Myasthenia gravis is an autoimmune disease characterized by fluctuating muscle weakness due to a neuromuscular junction transmission disturbance. Patients with this disease can present myasthenic crises due to various causes such as infections, drugs, or other concomitant autoimmune diseases¹. Recently, the InterTAK classification has been published, which groups takotsubo syndromes based on their triggering factors². Although the mechanisms are not yet are clear, a marked relationship has been observed between high blood catecholamine concentrations and stress cardiomyopathy. Elevated values of adrenaline, norepinephrine, and dopamine, which are released into the blood flow due to stress (whether physical or emotional), can trigger reversible ventricular dysfunction during a myasthenic crisis in patients affected by this anomaly³.

In the presented takotsubo syndrome case, the absence of other potentially triggering causes, such as pheochromocytoma or hyperthyroidism, and the concomitant presence of a myasthenic crisis, make of the latter the cardiomyopathy precipitating factor⁴.

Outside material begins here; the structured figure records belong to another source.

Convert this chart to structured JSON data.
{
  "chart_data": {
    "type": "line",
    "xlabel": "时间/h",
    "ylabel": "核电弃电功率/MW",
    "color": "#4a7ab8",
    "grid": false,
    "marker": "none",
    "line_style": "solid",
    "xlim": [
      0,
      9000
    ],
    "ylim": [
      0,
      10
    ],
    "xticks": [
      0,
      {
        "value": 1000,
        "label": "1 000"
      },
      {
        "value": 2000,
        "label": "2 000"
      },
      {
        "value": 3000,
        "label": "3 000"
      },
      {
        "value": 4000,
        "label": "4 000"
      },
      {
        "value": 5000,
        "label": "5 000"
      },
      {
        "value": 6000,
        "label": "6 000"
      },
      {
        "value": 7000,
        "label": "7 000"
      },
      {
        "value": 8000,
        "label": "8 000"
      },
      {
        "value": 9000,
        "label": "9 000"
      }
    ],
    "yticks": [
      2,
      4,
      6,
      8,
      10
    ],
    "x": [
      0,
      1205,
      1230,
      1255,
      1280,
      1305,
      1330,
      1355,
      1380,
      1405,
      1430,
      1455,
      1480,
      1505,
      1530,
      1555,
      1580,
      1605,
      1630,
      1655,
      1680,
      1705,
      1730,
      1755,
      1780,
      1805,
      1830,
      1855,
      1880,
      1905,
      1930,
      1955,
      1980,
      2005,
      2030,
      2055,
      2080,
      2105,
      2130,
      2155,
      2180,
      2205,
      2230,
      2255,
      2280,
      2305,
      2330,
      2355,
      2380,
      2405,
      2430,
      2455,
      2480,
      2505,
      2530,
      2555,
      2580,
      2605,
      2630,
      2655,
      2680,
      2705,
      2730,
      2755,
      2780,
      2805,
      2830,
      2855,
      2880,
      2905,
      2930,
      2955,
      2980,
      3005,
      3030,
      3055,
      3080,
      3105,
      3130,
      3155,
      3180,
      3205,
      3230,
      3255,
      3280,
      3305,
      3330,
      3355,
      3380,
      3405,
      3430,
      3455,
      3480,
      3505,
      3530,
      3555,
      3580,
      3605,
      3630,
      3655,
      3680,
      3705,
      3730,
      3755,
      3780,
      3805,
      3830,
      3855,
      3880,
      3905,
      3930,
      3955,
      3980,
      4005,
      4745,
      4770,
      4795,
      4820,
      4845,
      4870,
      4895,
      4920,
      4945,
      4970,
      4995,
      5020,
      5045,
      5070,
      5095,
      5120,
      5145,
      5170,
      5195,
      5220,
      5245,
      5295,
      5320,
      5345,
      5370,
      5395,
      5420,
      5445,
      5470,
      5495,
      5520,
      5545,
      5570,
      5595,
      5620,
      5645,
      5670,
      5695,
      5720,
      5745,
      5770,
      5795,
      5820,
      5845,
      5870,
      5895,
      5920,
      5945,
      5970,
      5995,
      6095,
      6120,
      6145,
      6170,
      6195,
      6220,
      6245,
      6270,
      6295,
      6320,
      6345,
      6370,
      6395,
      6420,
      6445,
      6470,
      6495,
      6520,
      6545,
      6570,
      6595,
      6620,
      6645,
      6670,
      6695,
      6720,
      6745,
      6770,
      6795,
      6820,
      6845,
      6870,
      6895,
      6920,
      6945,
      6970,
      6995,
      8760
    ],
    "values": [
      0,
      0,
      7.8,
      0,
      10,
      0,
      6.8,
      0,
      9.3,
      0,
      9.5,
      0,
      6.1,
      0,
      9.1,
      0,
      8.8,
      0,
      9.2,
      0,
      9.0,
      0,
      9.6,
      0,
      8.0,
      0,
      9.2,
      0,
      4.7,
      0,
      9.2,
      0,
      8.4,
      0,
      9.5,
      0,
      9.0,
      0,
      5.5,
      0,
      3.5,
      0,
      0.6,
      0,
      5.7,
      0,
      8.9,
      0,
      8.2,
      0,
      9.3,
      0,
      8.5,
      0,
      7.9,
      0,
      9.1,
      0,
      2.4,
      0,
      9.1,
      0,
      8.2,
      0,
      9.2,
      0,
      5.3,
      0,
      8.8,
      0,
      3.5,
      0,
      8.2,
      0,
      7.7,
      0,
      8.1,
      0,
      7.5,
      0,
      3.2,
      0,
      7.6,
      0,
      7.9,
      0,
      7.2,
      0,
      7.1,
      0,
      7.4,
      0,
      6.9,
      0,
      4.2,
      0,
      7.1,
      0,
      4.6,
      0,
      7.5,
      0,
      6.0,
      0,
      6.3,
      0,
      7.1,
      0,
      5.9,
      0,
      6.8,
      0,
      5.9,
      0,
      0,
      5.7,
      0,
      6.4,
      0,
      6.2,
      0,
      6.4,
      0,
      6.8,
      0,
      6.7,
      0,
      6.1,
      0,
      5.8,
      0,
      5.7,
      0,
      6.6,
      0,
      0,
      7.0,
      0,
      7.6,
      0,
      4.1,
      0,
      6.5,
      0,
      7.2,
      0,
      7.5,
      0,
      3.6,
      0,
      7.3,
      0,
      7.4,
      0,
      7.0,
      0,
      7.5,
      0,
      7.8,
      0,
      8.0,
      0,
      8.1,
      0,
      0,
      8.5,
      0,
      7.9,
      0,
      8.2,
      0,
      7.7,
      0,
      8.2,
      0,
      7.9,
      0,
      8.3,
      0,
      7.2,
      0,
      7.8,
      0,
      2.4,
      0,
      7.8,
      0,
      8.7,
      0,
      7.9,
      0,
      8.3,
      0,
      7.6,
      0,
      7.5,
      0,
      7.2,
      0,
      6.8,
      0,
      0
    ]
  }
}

The relationship between both these entities makes for treatment to be complex. In addition, it is very important not losing sight of which drugs that are commonly used in cardiology should be avoided in patients afflicted by myasthenia since they could aggravate symptoms, such as Class 1a antiarrhythmic drugs (sodium channel blockers), given that they exert an anticholinergic effect. Other drugs that should be avoided include β-blockers, calcium antagonists, and quinidine⁵. Due to the relatively low incidence of this syndrome and to its exceptional relationship with myasthenia gravis as clinical substrate, it is necessary to maintain a high suspicion index in the presence of non-specific symptoms or findings in these patients since they can compromise short-term prognosis, particularly in the acute phase⁶.